I now call on the new prime minister of Belize John Briceno and his government, to introduce the Article-7 Amendment that was proposed by the UDP former prime minister Dean Barrow. This will demonstrate to our people that PUP is not just about talking but action. The PUP has more than enough votes/seats to amend the constitution of Belize so there is no excuse.  If the Article-7 Amendment is not introduced and passed in the National Assembly, then I see no need to have a ministry of diaspora affairs. This ministry backed up with the dual citizenship rights for Belizean Americans, will lead to the economic development of Belize at a time when it is desperately needed.

I am happy that in the PUP Cabinet, there is a portfolio for a ministry of diaspora affairs. However, having a ministry alone will not meet all the positive objectives. When the ICJ issue was up for a vote, PUP representative Kareem Musa was advocating for the right for Belizean with dual citizenship to vote in the election. The UDP administration opposed his proposal. Now that his party is elected and they have a bulletproof majority, he should introduce the Article-7 Amendment. In the past statements that were made by the current prime minister John Briceno, he was never in support of granting Belizeans with dual citizenship their full constitutional rights in Belize. His PUP party’s position was also the same. Our hope is that the party will reexamine their position on this unconstitutional position.

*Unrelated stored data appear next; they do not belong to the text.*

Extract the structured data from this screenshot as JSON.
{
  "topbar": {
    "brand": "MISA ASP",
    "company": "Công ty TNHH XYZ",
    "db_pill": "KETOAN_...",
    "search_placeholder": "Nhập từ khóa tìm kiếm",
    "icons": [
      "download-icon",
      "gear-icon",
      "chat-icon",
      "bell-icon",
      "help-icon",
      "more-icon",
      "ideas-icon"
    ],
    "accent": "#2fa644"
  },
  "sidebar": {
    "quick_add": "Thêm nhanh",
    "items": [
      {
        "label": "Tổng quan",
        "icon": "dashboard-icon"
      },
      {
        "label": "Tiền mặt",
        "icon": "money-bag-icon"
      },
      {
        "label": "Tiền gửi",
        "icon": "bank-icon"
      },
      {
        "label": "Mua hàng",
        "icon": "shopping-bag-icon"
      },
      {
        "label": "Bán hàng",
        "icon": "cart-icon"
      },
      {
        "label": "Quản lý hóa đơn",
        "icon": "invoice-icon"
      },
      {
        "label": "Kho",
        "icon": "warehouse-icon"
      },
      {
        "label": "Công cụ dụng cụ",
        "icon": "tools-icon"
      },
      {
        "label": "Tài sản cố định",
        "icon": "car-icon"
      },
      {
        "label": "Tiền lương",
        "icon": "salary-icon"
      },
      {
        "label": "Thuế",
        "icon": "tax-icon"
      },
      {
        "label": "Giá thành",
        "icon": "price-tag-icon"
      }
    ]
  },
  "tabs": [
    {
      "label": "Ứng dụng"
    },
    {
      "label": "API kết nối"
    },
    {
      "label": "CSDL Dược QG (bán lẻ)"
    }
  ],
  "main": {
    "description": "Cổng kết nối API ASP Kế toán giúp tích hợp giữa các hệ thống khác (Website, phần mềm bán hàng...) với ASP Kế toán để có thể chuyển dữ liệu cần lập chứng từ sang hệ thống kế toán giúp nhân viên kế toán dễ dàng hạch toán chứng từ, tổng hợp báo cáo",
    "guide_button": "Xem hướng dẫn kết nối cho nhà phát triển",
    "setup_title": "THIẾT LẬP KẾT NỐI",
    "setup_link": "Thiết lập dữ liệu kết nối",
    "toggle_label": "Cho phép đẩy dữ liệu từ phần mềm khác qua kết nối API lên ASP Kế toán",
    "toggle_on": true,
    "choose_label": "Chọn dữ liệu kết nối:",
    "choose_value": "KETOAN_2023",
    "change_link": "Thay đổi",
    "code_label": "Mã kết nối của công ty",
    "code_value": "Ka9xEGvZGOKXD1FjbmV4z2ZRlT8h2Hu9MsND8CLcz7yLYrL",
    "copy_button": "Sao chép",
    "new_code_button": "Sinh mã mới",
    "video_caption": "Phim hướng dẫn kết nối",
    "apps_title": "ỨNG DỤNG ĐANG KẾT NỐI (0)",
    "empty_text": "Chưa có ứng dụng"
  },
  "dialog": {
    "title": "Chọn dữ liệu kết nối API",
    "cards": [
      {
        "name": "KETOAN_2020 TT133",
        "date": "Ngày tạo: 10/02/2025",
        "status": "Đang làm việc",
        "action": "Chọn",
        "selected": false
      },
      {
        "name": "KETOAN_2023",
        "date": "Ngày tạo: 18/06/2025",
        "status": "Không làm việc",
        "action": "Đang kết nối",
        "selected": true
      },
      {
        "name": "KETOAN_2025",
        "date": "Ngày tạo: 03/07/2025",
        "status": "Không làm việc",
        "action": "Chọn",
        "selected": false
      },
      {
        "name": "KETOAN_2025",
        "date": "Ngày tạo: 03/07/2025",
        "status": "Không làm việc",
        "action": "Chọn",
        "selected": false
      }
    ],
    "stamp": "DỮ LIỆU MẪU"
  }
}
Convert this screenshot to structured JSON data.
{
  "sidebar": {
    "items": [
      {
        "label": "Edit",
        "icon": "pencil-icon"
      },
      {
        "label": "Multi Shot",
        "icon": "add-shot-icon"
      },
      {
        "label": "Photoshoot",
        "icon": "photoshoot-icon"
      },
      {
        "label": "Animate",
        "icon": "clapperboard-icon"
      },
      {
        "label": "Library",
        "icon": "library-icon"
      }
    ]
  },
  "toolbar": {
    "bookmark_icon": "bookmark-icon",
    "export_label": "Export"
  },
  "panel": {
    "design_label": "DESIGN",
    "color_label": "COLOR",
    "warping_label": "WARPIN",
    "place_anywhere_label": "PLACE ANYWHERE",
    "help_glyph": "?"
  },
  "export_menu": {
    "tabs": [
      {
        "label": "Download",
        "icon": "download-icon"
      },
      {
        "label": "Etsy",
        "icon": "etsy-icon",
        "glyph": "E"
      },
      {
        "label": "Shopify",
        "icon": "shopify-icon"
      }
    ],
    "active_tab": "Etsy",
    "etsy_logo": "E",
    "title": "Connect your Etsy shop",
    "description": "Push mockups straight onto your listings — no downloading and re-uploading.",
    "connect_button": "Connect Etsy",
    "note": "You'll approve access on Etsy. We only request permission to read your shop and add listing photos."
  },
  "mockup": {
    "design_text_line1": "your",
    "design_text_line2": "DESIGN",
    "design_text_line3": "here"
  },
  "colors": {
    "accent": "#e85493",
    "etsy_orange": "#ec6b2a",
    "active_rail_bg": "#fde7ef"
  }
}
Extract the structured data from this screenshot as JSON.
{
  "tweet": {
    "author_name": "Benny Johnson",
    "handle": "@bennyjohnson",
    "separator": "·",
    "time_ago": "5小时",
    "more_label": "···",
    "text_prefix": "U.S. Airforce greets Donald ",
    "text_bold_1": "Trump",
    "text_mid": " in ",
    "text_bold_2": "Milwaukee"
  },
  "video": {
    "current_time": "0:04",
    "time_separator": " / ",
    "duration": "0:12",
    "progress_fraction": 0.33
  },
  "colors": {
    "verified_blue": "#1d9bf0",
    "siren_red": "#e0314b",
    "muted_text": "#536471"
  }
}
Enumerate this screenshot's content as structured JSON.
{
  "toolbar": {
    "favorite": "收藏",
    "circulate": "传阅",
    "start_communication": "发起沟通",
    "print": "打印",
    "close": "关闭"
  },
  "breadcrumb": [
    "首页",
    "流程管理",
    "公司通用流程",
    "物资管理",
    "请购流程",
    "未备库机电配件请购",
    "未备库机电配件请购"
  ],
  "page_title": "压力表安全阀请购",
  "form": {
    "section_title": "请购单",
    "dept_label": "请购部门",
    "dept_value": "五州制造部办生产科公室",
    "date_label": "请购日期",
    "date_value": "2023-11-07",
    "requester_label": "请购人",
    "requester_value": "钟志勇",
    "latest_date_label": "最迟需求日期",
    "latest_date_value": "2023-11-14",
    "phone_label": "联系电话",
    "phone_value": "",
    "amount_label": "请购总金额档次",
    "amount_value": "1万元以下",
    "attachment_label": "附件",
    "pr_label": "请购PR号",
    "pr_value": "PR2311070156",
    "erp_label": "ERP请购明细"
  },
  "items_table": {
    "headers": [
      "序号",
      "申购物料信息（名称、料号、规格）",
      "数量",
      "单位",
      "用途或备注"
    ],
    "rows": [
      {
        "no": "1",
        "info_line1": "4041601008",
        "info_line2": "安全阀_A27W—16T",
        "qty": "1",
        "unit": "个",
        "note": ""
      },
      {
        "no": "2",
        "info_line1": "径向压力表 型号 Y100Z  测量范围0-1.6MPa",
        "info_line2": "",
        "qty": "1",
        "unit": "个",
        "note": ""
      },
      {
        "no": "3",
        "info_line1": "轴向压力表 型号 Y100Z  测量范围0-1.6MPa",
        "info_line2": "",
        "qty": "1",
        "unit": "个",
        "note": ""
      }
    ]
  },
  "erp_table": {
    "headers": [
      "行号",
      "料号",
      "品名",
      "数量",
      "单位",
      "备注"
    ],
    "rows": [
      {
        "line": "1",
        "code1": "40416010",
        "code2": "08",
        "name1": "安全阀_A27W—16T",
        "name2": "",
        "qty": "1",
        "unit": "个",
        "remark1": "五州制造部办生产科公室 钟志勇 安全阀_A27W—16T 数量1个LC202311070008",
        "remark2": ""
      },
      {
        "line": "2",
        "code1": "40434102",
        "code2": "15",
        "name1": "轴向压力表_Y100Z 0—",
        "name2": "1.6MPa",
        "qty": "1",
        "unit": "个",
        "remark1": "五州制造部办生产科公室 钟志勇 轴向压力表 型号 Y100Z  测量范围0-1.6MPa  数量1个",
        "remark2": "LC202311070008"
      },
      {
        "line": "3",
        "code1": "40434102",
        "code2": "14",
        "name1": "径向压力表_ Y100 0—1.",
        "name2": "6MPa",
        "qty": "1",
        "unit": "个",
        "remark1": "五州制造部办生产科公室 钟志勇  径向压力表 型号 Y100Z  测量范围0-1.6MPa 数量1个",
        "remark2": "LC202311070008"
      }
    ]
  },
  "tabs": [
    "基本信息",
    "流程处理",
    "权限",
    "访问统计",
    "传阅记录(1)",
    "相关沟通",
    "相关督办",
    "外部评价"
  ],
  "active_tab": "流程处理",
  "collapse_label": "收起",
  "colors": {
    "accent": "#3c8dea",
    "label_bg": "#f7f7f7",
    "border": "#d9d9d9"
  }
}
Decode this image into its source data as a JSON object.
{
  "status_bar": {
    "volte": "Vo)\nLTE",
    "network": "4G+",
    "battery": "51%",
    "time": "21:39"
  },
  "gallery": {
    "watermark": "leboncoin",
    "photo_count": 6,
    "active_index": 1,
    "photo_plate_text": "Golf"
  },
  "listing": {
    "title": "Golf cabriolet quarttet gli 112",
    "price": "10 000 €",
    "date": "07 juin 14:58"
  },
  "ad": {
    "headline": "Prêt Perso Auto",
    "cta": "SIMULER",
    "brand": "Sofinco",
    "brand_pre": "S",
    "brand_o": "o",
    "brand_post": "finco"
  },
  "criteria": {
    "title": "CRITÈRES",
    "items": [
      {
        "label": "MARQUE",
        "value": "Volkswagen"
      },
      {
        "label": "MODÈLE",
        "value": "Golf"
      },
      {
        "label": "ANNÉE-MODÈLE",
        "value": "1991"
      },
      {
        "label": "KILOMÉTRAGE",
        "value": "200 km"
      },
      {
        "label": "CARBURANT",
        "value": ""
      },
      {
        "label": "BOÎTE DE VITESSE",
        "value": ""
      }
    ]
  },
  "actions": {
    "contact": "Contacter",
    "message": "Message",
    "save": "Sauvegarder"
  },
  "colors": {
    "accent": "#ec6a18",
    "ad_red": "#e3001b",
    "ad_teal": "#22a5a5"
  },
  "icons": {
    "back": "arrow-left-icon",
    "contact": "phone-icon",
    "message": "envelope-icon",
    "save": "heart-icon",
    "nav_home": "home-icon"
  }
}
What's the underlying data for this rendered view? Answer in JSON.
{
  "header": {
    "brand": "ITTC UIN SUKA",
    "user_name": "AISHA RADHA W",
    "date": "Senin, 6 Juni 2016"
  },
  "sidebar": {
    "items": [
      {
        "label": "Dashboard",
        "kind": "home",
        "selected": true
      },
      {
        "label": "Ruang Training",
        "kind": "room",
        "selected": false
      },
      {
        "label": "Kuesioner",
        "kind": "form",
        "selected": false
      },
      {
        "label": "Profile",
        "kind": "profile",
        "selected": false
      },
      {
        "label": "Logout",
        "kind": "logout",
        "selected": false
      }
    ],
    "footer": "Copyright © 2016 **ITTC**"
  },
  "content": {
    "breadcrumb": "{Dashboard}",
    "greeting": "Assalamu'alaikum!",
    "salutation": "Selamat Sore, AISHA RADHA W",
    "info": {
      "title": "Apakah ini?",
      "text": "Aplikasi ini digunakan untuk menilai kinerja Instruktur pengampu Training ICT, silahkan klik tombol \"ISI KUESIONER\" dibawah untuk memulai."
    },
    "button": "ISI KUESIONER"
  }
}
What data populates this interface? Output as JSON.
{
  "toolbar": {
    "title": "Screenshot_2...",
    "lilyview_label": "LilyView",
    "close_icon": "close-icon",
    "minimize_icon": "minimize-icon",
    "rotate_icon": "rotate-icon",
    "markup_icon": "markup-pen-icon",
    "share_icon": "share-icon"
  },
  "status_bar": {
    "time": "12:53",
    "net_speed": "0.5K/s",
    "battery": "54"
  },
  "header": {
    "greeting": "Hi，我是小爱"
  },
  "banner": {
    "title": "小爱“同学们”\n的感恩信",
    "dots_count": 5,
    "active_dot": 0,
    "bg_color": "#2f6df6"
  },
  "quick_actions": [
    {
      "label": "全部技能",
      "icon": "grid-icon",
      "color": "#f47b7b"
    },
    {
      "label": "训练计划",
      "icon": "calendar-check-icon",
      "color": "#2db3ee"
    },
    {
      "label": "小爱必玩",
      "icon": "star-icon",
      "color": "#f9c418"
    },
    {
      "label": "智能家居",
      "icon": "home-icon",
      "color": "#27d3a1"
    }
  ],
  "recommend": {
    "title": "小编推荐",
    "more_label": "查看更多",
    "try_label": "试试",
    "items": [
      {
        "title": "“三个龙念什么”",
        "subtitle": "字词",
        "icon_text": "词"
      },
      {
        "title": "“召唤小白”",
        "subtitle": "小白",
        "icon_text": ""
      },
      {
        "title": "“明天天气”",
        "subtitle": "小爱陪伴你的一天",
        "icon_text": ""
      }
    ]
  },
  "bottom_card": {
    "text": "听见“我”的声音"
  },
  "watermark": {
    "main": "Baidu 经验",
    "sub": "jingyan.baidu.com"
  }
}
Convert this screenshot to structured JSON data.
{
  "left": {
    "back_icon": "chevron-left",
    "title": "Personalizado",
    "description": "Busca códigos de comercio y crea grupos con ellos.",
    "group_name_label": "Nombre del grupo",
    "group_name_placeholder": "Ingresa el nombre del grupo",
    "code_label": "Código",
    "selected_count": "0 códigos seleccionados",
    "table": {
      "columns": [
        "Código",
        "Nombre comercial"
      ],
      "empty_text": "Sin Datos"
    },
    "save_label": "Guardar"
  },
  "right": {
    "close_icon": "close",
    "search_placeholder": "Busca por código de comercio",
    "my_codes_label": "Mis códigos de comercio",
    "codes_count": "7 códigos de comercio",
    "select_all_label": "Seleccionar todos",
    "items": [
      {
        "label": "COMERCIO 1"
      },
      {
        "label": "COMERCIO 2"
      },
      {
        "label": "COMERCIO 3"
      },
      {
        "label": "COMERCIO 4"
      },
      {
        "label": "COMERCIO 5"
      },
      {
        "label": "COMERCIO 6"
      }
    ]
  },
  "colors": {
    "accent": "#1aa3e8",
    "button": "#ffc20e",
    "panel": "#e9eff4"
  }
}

The party that gives Belizeans in the United States and the diaspora their full and fundamental rights as citizens of Belize, is the party for the country’s future. Such a party will never be forgotten by the Belizeans in the Diaspora because of the bold initiative they took in acknowledging their contributions to and support for their beloved homeland Belize. As Belizeans, we must think about the greater benefits that can come to our people and nation if full citizenship rights are granted to our Belizean citizens who possess dual nationality with the United States.

While our citizens with United States are not allowed to run for office, Belizean citizens that possess dual nationalities with other countries can run for office and retain their full dual nationality rights. This is in violation of the Belize constitution for failure to provide equal treatment and protection. Granting all Belizeans their full constitutional rights, is fitting and the rightful action for the government to take on behalf of our citizens and beloved country Belize.